L’usure du pouvoir
Doris Leuthard est un peu comme Angela Merkel: à force de répéter qu’elle n’a jamais eu autant de plaisir à la tâche, elle finit par nourrir les doutes sur sa capacité à surmonter l’usure du pouvoir. La conseillère fédérale la plus populaire, quasi invincible, profitera-t-elle de la victoire qui s’annonce contre l’initiative «No Billag» pour annoncer son départ du gouvernement? C’est l’une des spéculations qui reviennent le plus souvent sous la plume des éditorialistes. Certes, en août dernier, la conseillère fédérale la plus populaire avait, par un calcul présomptueux, à moins que ce ne soit par imprudence, annoncé son retrait avant la fin de 2019. Désormais, tous ses actes sont scrutés à travers ce prisme. Mais c’est surtout, ces derniers jours, la série de dérapages enregistrés dans son ministère qui fait douter de sa capacité à contrôler ses services ou à dominer les événements.

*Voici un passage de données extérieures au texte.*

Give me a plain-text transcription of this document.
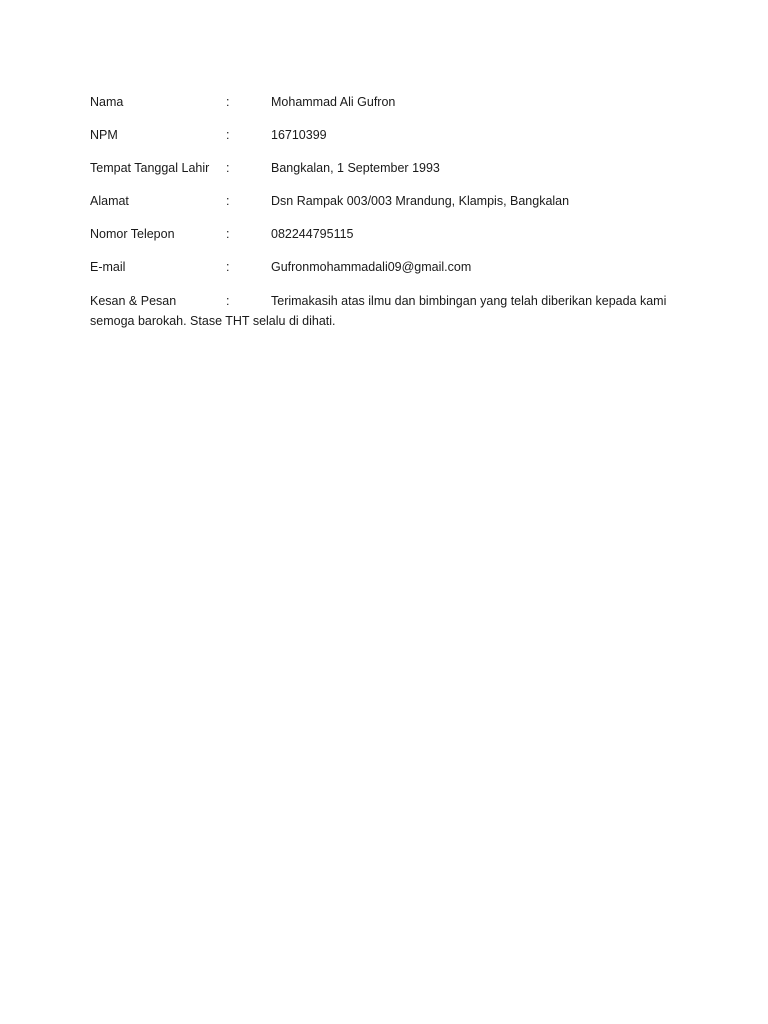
Nama	:	Mohammad Ali Gufron
NPM	:	16710399
Tempat Tanggal Lahir :	Bangkalan, 1 September 1993
Alamat	:	Dsn Rampak 003/003 Mrandung, Klampis, Bangkalan
Nomor Telepon	:	082244795115
E-mail	:	Gufronmohammadali09@gmail.com
Kesan & Pesan	:	Terimakasih atas ilmu dan bimbingan yang telah diberikan kepada kami
semoga barokah. Stase THT selalu di dihati.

Il y a eu en décembre l’impréparation crasse de la visite du président de la Commission européenne Jean-Claude Juncker et le désaveu infligé sous forme de sanctions par Bruxelles. Puis, ces dernières semaines, les tricheries comptables révélées chez CarPostal. Problèmes qui se sont ajoutés au retard de plus de quatre ans dans la livraison des nouveaux trains de Bombardier ou aux bugs à répétition et vol de données dissimulé chez Swisscom, dont la Confédération est l’actionnaire majoritaire. Au point que la SonntagsZeitung n’a pas craint d’éditorialiser: «Doris Leuthard n’a plus son département en main». Le jugement est sévère pour la Miss Suisse du Conseil fédéral qui, depuis 2006, a gagné pas moins de 14 votations fédérales, ne perdant que celles sur les résidences secondaires et l’augmentation du prix de la vignette autoroutière. Avec à son palmarès, rien moins que le virage énergétique.

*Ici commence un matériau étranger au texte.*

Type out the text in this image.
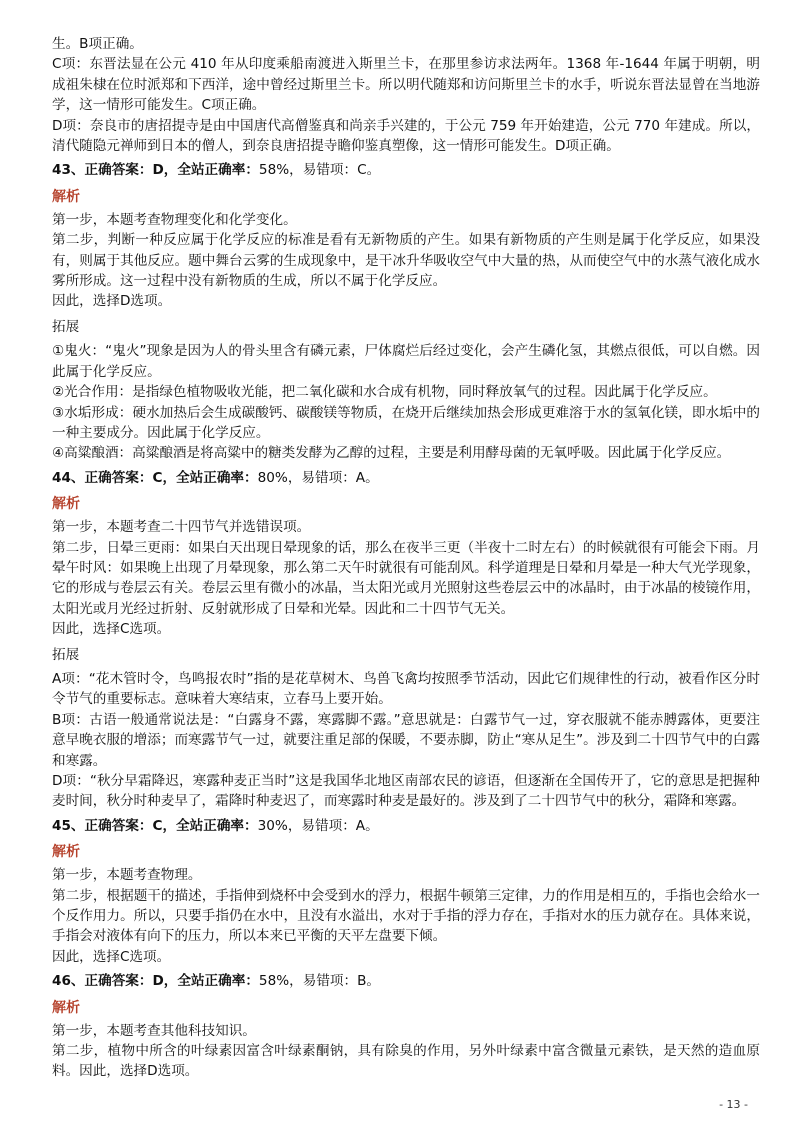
生。B项正确。

C项：东晋法显在公元 410 年从印度乘船南渡进入斯里兰卡，在那里参访求法两年。1368 年-1644 年属于明朝，明成祖朱棣在位时派郑和下西洋，途中曾经过斯里兰卡。所以明代随郑和访问斯里兰卡的水手，听说东晋法显曾在当地游学，这一情形可能发生。C项正确。

D项：奈良市的唐招提寺是由中国唐代高僧鉴真和尚亲手兴建的，于公元 759 年开始建造，公元 770 年建成。所以，清代随隐元禅师到日本的僧人，到奈良唐招提寺瞻仰鉴真塑像，这一情形可能发生。D项正确。

43、正确答案：D，全站正确率：58%，易错项：C。

解析

第一步，本题考查物理变化和化学变化。

第二步，判断一种反应属于化学反应的标准是看有无新物质的产生。如果有新物质的产生则是属于化学反应，如果没有，则属于其他反应。题中舞台云雾的生成现象中，是干冰升华吸收空气中大量的热，从而使空气中的水蒸气液化成水雾所形成。这一过程中没有新物质的生成，所以不属于化学反应。

因此，选择D选项。

拓展

①鬼火：“鬼火”现象是因为人的骨头里含有磷元素，尸体腐烂后经过变化，会产生磷化氢，其燃点很低，可以自燃。因此属于化学反应。

②光合作用：是指绿色植物吸收光能，把二氧化碳和水合成有机物，同时释放氧气的过程。因此属于化学反应。

③水垢形成：硬水加热后会生成碳酸钙、碳酸镁等物质，在烧开后继续加热会形成更难溶于水的氢氧化镁，即水垢中的一种主要成分。因此属于化学反应。

④高粱酿酒：高粱酿酒是将高粱中的糖类发酵为乙醇的过程，主要是利用酵母菌的无氧呼吸。因此属于化学反应。

44、正确答案：C，全站正确率：80%，易错项：A。

解析

第一步，本题考查二十四节气并选错误项。

第二步，日晕三更雨：如果白天出现日晕现象的话，那么在夜半三更（半夜十二时左右）的时候就很有可能会下雨。月晕午时风：如果晚上出现了月晕现象，那么第二天午时就很有可能刮风。科学道理是日晕和月晕是一种大气光学现象，它的形成与卷层云有关。卷层云里有微小的冰晶，当太阳光或月光照射这些卷层云中的冰晶时，由于冰晶的棱镜作用，太阳光或月光经过折射、反射就形成了日晕和光晕。因此和二十四节气无关。

因此，选择C选项。

拓展

A项：“花木管时令，鸟鸣报农时”指的是花草树木、鸟兽飞禽均按照季节活动，因此它们规律性的行动，被看作区分时令节气的重要标志。意味着大寒结束，立春马上要开始。

B项：古语一般通常说法是：“白露身不露，寒露脚不露。”意思就是：白露节气一过，穿衣服就不能赤膊露体，更要注意早晚衣服的增添；而寒露节气一过，就要注重足部的保暖，不要赤脚，防止“寒从足生”。涉及到二十四节气中的白露和寒露。

D项：“秋分早霜降迟，寒露种麦正当时”这是我国华北地区南部农民的谚语，但逐渐在全国传开了，它的意思是把握种麦时间，秋分时种麦早了，霜降时种麦迟了，而寒露时种麦是最好的。涉及到了二十四节气中的秋分，霜降和寒露。

45、正确答案：C，全站正确率：30%，易错项：A。

解析

第一步，本题考查物理。

第二步，根据题干的描述，手指伸到烧杯中会受到水的浮力，根据牛顿第三定律，力的作用是相互的，手指也会给水一个反作用力。所以，只要手指仍在水中，且没有水溢出，水对于手指的浮力存在，手指对水的压力就存在。具体来说，手指会对液体有向下的压力，所以本来已平衡的天平左盘要下倾。

因此，选择C选项。

46、正确答案：D，全站正确率：58%，易错项：B。

解析

第一步，本题考查其他科技知识。

第二步，植物中所含的叶绿素因富含叶绿素酮钠，具有除臭的作用，另外叶绿素中富含微量元素铁，是天然的造血原料。因此，选择D选项。

- 13 -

En réalité, ce qui se passe dans le secteur des infrastructures chapeauté par le département de Doris Leuthard résulte pour une bonne part de la confrontation toujours plus brutale entre les exigences du service public et le courant d’ultralibéralisme qui, au nom de l’arbitrage par l’économie de marché et de la libération de l’individu, fait un retour en force. Cela est frappant dans les pressions mises sur les cadres de CarPostal pour augmenter les profits, cette fois au détriment des cantons. Mais cela se lit encore mieux dans les critiques corrosives des partisans de «No Billag» contre le «mammouth» de la SSR. «Personne n’a le droit de faire financer ses activités de loisirs, notamment la radio/télévision, par ses amis, collègues, voisins qui ont d’autres désirs», estime ainsi le comité d’initiative, qui ajoute qu’une démocratie mature doit remplacer la coercition par la liberté et que chacun ne doit payer que ce qu’il consomme.
Même si ce mouvement semble encore minoritaire, il annonce un changement fondamental de culture et peut-être une redéfinition de la société. La souveraineté de l’individu est appelée à supplanter celle du peuple, qui formait jusqu’ici une communauté d’intérêts et de destin. L’Etat n’y organiserait plus la coexistence des intérêts divers mais verrait son rôle réduit à l’arbitrage. Ce conflit entre deux visions antagonistes de la vie en société trouve précisément son expression dans les missions confiées aux services publics. La ou le successeur de Doris Leuthard pourra-t-il dès lors se satisfaire d’administrer selon le mode habituel, alors que les temps appellent à choisir entre deux sociétés? Donc à gouverner.